Two winters shed their snows, two summers spread their blooms round Enderby; and old Time, who gives and takes so much, turned his hour-glass, and the sands ran on. Beauty, hoar hairs, the feeble tired heart of age, the fresh and throbbing heart of youth, all bend to the death-sweep of his sickle. But his loans to the living are rich and rare; though he scaths and saddens, he seldom fails to beautify and bless. Each life, in early dawn, wins from the old graybeard's hands hope and love and joy in very showers; youth is so beautiful, youth is so hopeful, youth is so bright! Old Time gives more than he ever takes away, for he gives days replete with life and strength and gemmed with golden hours; but when he asks them back, they are shrunken and worthless, mere empty shells, from which man has extracted the sweetness and the goodness to his own vitality or destruction. Old Time is merciful; if he wounds with that keen scythe of his, he as often cures with healing balm. More often he spares from cruel hurts the aged and the young. The young spring joyously over his scythe, and he pelts them with flowers, and loves them for their daring and content; they fear him not. Strong manhood rushes at him, wrestles with him, strives to wrest from him more than he will ever give; so perchance he throws that strong man, or pitilessly severs a limb. But the aged he loves, because they are like to him; their bleeding wounds he numbs, their failing hands he takes within his own, and leads them gently on the way; then filling their poor hearts with blessed memories of youth and spring, draws his scythe around them, and lays them gently down to rest.

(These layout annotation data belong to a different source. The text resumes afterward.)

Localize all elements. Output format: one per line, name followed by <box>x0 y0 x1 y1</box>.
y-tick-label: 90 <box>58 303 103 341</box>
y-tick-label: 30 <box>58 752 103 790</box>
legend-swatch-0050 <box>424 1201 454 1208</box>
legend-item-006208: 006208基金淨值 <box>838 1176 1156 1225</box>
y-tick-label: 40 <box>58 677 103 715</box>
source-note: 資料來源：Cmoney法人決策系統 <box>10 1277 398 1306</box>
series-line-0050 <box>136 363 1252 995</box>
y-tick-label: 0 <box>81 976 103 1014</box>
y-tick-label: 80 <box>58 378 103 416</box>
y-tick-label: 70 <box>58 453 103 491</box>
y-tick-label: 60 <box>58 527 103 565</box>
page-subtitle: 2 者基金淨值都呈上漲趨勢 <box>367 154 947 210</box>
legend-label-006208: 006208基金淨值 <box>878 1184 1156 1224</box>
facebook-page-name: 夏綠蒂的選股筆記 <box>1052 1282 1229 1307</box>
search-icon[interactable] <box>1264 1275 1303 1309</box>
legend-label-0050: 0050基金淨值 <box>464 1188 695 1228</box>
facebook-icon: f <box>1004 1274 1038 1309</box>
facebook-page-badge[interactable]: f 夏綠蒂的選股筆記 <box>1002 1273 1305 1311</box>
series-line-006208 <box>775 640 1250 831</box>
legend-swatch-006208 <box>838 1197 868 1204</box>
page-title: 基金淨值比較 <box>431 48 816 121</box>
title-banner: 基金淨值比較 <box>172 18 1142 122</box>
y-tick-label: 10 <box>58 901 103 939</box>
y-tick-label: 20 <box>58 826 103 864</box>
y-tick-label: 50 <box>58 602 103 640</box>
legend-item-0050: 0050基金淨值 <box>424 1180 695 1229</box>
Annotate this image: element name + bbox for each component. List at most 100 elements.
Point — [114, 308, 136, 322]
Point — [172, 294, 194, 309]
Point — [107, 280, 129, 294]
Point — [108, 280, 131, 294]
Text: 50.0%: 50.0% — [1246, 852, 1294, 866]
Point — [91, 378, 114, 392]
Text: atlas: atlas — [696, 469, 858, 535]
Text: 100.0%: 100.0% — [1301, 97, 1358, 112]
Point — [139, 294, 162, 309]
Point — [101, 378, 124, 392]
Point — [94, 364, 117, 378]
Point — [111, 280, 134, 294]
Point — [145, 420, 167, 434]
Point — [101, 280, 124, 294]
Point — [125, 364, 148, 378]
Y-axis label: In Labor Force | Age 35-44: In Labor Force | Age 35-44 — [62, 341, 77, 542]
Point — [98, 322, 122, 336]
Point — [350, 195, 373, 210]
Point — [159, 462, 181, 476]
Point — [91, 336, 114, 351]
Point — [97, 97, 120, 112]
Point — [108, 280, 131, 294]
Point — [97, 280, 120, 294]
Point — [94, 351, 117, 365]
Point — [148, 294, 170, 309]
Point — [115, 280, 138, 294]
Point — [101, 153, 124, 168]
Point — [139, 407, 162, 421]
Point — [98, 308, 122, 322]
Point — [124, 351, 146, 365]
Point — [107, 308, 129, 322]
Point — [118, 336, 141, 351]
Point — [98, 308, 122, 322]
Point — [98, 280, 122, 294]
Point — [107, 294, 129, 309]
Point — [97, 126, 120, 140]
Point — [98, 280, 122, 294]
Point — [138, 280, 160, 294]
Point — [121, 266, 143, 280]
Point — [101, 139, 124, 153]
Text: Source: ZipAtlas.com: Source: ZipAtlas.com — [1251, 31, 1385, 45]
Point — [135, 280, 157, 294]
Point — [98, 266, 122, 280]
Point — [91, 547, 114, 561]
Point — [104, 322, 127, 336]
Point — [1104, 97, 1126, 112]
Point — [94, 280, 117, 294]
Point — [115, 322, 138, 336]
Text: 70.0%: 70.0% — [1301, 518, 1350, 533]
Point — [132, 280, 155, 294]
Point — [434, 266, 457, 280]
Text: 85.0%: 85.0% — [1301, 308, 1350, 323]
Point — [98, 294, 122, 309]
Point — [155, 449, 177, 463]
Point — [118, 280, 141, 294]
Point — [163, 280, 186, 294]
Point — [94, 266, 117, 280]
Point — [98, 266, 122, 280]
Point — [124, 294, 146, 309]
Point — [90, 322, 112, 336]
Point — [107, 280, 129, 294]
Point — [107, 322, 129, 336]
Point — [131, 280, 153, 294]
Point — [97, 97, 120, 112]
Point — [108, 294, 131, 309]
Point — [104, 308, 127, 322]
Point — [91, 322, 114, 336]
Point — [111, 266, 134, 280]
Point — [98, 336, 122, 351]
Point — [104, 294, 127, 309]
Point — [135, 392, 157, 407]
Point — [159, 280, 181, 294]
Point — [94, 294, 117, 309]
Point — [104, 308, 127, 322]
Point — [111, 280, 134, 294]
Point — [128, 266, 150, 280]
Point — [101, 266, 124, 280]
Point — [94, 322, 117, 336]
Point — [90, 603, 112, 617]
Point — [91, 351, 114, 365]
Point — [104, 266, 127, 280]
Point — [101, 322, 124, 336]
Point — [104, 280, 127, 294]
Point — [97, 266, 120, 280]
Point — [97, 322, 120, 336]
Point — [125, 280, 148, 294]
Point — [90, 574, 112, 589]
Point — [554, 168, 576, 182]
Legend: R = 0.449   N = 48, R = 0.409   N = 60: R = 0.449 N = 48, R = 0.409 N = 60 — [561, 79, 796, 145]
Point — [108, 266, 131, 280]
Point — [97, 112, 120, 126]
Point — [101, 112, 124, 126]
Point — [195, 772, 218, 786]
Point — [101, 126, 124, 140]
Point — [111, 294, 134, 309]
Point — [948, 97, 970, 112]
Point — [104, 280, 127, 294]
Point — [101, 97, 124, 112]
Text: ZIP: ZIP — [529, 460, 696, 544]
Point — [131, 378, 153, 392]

The Rose of Enderby was favoured by old Time, who called Dame Nature to him, and bade her paint her darling with colours rich and rare; to filch somewhat from the red beauty of the bud; to subdue it to a fainter softer hue; to darken the gold tints in the amber hair; to deepen the lustre in the laughing eyes; to whisper to the heart of the rose, so that the sweet voice of Nature might flutter that maiden heart, and raise the maiden blush, that fairest gem in maiden's dower.